Step 1 :We are given the population mean (\(\mu = 0.10\) inches) and the population standard deviation (\(\sigma = 0.05\) inches). We are asked to find the probability that the sample mean (\(\bar{x}\)) is less than or equal to 0.105 inches for a sample size (\(n\)) of 40.
Step 2 :The Central Limit Theorem tells us that for large sample sizes, the sampling distribution of the sample means approximates a normal distribution regardless of the shape of the population distribution. This allows us to use the standard normal distribution (Z-distribution) to find the probability.
Step 3 :First, we need to calculate the standard error (SE), which is the standard deviation of the sampling distribution. The formula for standard error is \(SE = \frac{\sigma}{\sqrt{n}}\).

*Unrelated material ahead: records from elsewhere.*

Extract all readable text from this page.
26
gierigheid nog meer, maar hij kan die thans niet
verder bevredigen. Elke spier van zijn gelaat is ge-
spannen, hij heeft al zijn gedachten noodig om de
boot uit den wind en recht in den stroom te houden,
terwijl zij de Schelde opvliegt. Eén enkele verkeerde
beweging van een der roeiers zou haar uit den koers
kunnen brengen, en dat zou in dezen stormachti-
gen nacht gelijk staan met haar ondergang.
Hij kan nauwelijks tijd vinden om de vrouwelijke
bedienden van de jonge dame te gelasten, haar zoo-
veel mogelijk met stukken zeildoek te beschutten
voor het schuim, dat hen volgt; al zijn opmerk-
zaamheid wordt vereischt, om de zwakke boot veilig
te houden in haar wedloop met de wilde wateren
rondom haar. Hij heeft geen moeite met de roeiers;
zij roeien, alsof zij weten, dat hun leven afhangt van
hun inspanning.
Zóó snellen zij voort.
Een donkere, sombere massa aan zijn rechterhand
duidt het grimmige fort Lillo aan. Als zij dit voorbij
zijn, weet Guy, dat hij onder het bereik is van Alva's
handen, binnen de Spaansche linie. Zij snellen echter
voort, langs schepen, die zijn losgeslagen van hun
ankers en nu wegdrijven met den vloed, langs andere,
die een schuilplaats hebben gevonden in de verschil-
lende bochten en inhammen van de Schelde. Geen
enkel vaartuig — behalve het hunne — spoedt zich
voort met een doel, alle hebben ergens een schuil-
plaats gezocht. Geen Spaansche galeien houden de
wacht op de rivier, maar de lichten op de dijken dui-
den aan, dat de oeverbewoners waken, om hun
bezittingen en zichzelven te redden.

Step 4 :Then, we need to calculate the Z-score, which tells us how many standard deviations an element is from the mean. The formula for Z-score is \(Z = \frac{\bar{x} - \mu}{SE}\).
Step 5 :Finally, we can use the Z-score to find the probability (P) that the sample mean is less than or equal to 0.105 inches. We can use a Z-table to find this probability.
Step 6 :Using the given values, we find that \(SE = 0.0079\), \(Z = 0.6325\), and \(P = 0.736\).
Step 7 :Final Answer: The probability that the mean daily precipitation will be 0.105 inches or less for a random sample of 40 November days is approximately \(\boxed{0.736}\).